Mme Edith Cresson, commissaire, s'est réjouie de pouvoir présenter à la Commission des Affaires étrangères les principaux résultats des politiques de l'Union dans les domaines de sa responsabilité, à savoir : la recherche et le développement, l'innovation, l'éducation et la formation, ce que l'on appelle les politiques de la connaissance, et de pouvoir en débattre avec elle.

L'adoption récente du 5ème programme-cadre de recherche et développement et des programmes spécifiques est un très grand succès. La structure dans laquelle ils s'inscrivent est fortement novatrice. La politique de recherche et de développement de l'Union, troisième budget de celle-ci, va désormais pouvoir se concentrer sur un nombre limité d'objectifs propres à satisfaire la compétitivité économique et les besoins sociaux. Cette ligne politique a été adoptée à l'unanimité par le Conseil, puisque telle est la procédure tant que le Traité d'Amsterdam n'est pas en vigueur.

L'accord difficilement trouvé entre le Parlement et le Conseil, sur 14 960 millions d'euros pour les années 1999 à 2002, marque la volonté commune des institutions communautaires de faire progresser les moyens de la recherche dans un contexte budgétaire très tendu. L'augmentation de 4,6 % par rapport au 4ème PCRD est un résultat remarquable. Ces moyens seront utilisés pour stimuler les coopérations et les synergies entre les différents acteurs de la recherche.

L'organisation du 5ème PCRD autour des programmes transversaux, des programmes thématiques et d'une vingtaine d'actions clés donne les moyens d'une forte flexibilité et aussi d'une mobilisation des ressources sur une large gamme de disciplines et de technologies.

Une innovation importante par rapport au 4ème PCRD est le resserrement des priorités sur quatre thèmes majeurs :

- les sciences de la vie ;

- la communication ;

- la compétitivité des entreprises ;

- l'énergie et l'environnement.

Une seconde innovation résulte de la mise en place de groupes consultatifs associant chercheurs, entreprises et usagers.

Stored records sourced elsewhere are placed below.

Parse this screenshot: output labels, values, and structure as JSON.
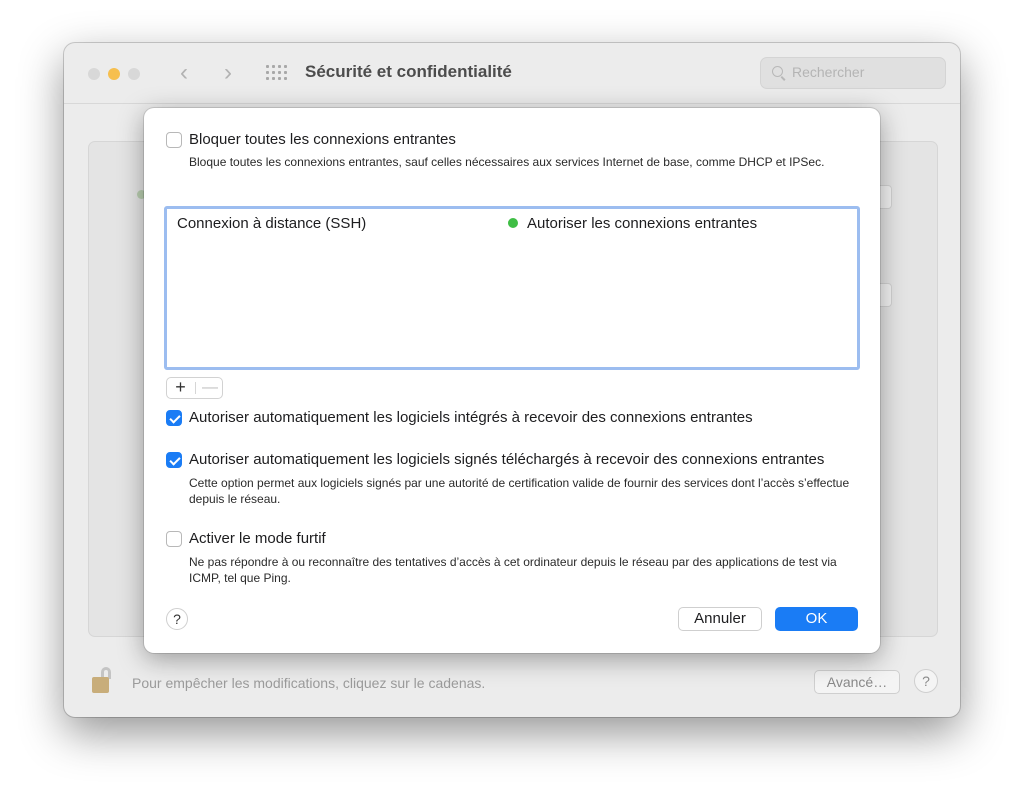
{
  "window": {
    "title": "Sécurité et confidentialité",
    "search_placeholder": "Rechercher",
    "lock_label": "Pour empêcher les modifications, cliquez sur le cadenas.",
    "advanced_label": "Avancé…",
    "help_label": "?"
  },
  "sheet": {
    "block_all": {
      "checked": false,
      "label": "Bloquer toutes les connexions entrantes",
      "description": "Bloque toutes les connexions entrantes, sauf celles nécessaires aux services Internet de base, comme DHCP et IPSec."
    },
    "app_list": [
      {
        "name": "Connexion à distance (SSH)",
        "status": "Autoriser les connexions entrantes",
        "status_color": "#3fbe45"
      }
    ],
    "add_label": "+",
    "remove_label": "—",
    "auto_builtin": {
      "checked": true,
      "label": "Autoriser automatiquement les logiciels intégrés à recevoir des connexions entrantes"
    },
    "auto_signed": {
      "checked": true,
      "label": "Autoriser automatiquement les logiciels signés téléchargés à recevoir des connexions entrantes",
      "description": "Cette option permet aux logiciels signés par une autorité de certification valide de fournir des services dont l’accès s’effectue depuis le réseau."
    },
    "stealth": {
      "checked": false,
      "label": "Activer le mode furtif",
      "description": "Ne pas répondre à ou reconnaître des tentatives d’accès à cet ordinateur depuis le réseau par des applications de test via ICMP, tel que Ping."
    },
    "help_label": "?",
    "cancel_label": "Annuler",
    "ok_label": "OK"
  },
  "colors": {
    "accent": "#1a7cf5",
    "status_green": "#3fbe45",
    "minimize_yellow": "#f6bf4f"
  }
}
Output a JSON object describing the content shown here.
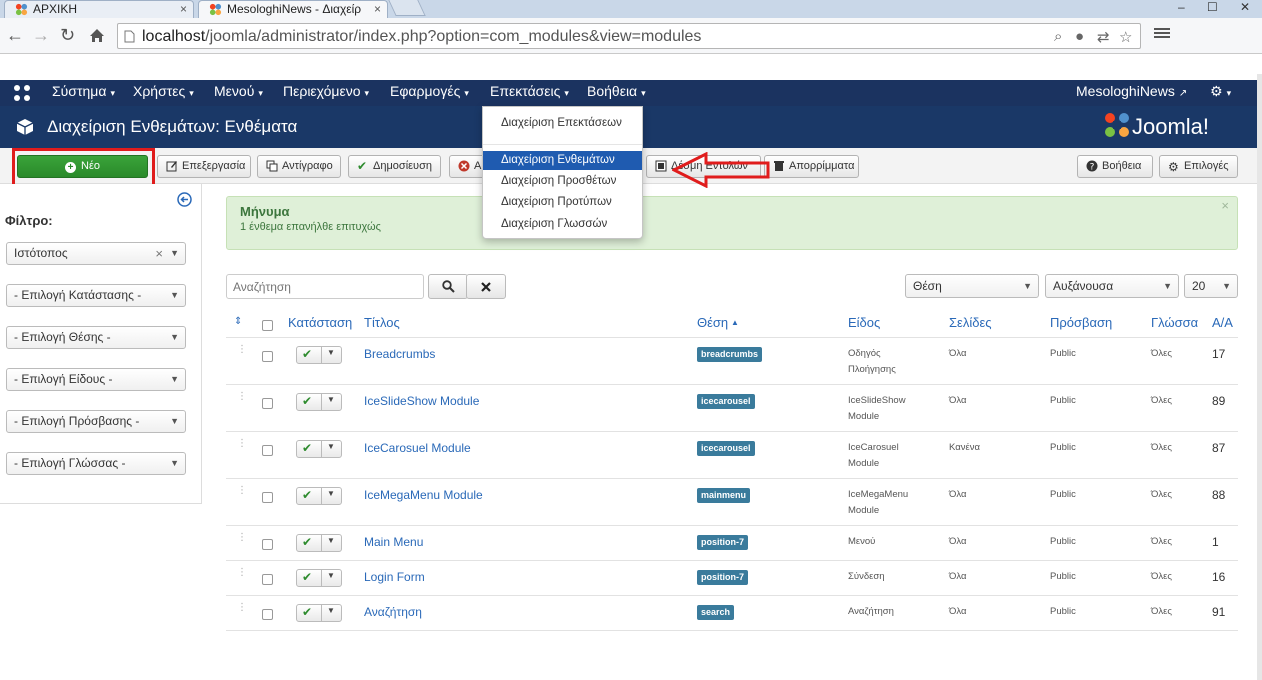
{
  "browser": {
    "tabs": [
      {
        "label": "ΑΡΧΙΚΗ",
        "close": "×"
      },
      {
        "label": "MesologhiNews - Διαχείρ",
        "close": "×"
      }
    ],
    "url_host": "localhost",
    "url_path": "/joomla/administrator/index.php?option=com_modules&view=modules",
    "window_buttons": [
      "–",
      "☐",
      "✕"
    ]
  },
  "navbar": {
    "items": [
      "Σύστημα",
      "Χρήστες",
      "Μενού",
      "Περιεχόμενο",
      "Εφαρμογές",
      "Επεκτάσεις",
      "Βοήθεια"
    ],
    "site_name": "MesologhiNews",
    "caret": "▾"
  },
  "header": {
    "title": "Διαχείριση Ενθεμάτων: Ενθέματα",
    "logo_text": "Joomla!"
  },
  "toolbar": {
    "new": "Νέο",
    "edit": "Επεξεργασία",
    "copy": "Αντίγραφο",
    "publish": "Δημοσίευση",
    "unpublish": "Α",
    "batch": "Δέσμη Εντολών",
    "trash": "Απορρίμματα",
    "help": "Βοήθεια",
    "options": "Επιλογές"
  },
  "extensions_menu": {
    "items": [
      "Διαχείριση Επεκτάσεων",
      "Διαχείριση Ενθεμάτων",
      "Διαχείριση Προσθέτων",
      "Διαχείριση Προτύπων",
      "Διαχείριση Γλωσσών"
    ],
    "active_index": 1
  },
  "sidebar": {
    "filter_label": "Φίλτρο:",
    "site_select": "Ιστότοπος",
    "filters": [
      "- Επιλογή Κατάστασης -",
      "- Επιλογή Θέσης -",
      "- Επιλογή Είδους -",
      "- Επιλογή Πρόσβασης -",
      "- Επιλογή Γλώσσας -"
    ]
  },
  "message": {
    "heading": "Μήνυμα",
    "text": "1 ένθεμα επανήλθε επιτυχώς",
    "close": "×"
  },
  "search": {
    "placeholder": "Αναζήτηση"
  },
  "list_controls": {
    "order_by": "Θέση",
    "direction": "Αυξάνουσα",
    "limit": "20"
  },
  "table": {
    "headers": {
      "status": "Κατάσταση",
      "title": "Τίτλος",
      "position": "Θέση",
      "type": "Είδος",
      "pages": "Σελίδες",
      "access": "Πρόσβαση",
      "language": "Γλώσσα",
      "id": "Α/Α"
    },
    "rows": [
      {
        "title": "Breadcrumbs",
        "position": "breadcrumbs",
        "type_line1": "Οδηγός",
        "type_line2": "Πλοήγησης",
        "pages": "Όλα",
        "access": "Public",
        "language": "Όλες",
        "id": "17"
      },
      {
        "title": "IceSlideShow Module",
        "position": "icecarousel",
        "type_line1": "IceSlideShow",
        "type_line2": "Module",
        "pages": "Όλα",
        "access": "Public",
        "language": "Όλες",
        "id": "89"
      },
      {
        "title": "IceCarosuel Module",
        "position": "icecarousel",
        "type_line1": "IceCarosuel",
        "type_line2": "Module",
        "pages": "Κανένα",
        "access": "Public",
        "language": "Όλες",
        "id": "87"
      },
      {
        "title": "IceMegaMenu Module",
        "position": "mainmenu",
        "type_line1": "IceMegaMenu",
        "type_line2": "Module",
        "pages": "Όλα",
        "access": "Public",
        "language": "Όλες",
        "id": "88"
      },
      {
        "title": "Main Menu",
        "position": "position-7",
        "type_line1": "Μενού",
        "type_line2": "",
        "pages": "Όλα",
        "access": "Public",
        "language": "Όλες",
        "id": "1"
      },
      {
        "title": "Login Form",
        "position": "position-7",
        "type_line1": "Σύνδεση",
        "type_line2": "",
        "pages": "Όλα",
        "access": "Public",
        "language": "Όλες",
        "id": "16"
      },
      {
        "title": "Αναζήτηση",
        "position": "search",
        "type_line1": "Αναζήτηση",
        "type_line2": "",
        "pages": "Όλα",
        "access": "Public",
        "language": "Όλες",
        "id": "91"
      }
    ]
  },
  "colors": {
    "navbar": "#1b3360",
    "header": "#1a3867",
    "success_button": "#2a8a2a",
    "link": "#2a69b8",
    "annotation_red": "#e01c1c"
  }
}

Les nominations au sein de ces 17 groupes résultent d'un long processus qui a démarré avec plus de 5 000 candidatures, 400 étant finalement retenues.

Il convient de noter que la France est particulièrement bien placée dans le domaine de la Recherche puisqu'elle est le deuxième bénéficiaire des crédits qui lui sont consacrés, même s'il est difficile de raisonner en termes d'intérêts nationaux, puisque la plus-value dans la recherche européenne vient de la fertilisation croisée des connaissances.

L'obtention, dans des conditions de calendrier difficiles, de positions communes sur les programmes Socrates et Leonardo est également un grand succès.

Concernant les moyens, on peut apprécier très positivement les montants obtenus tant sur Socrates avec une base de départ de 1 550 millions d'euros pour les années 1999 à 2006 que pour Leonardo avec une base de 1 150 millions d'euros. Ces chiffres marquent la volonté commune des institutions communautaires de faire progresser les moyens des politiques d'éducation et de formation. Ceux-ci, même s'ils restent en-deçà des demandes, stimuleront les coopérations et les synergies entre les différents acteurs et développeront la dimension européenne de l'éducation et de la formation. On ne peut que relever la satisfaction que suscitent les programmes mis en oeuvre, dont on notera qu'ils ne se cantonnent pas aux échanges d'étudiants mais s'adressent également aux apprentis.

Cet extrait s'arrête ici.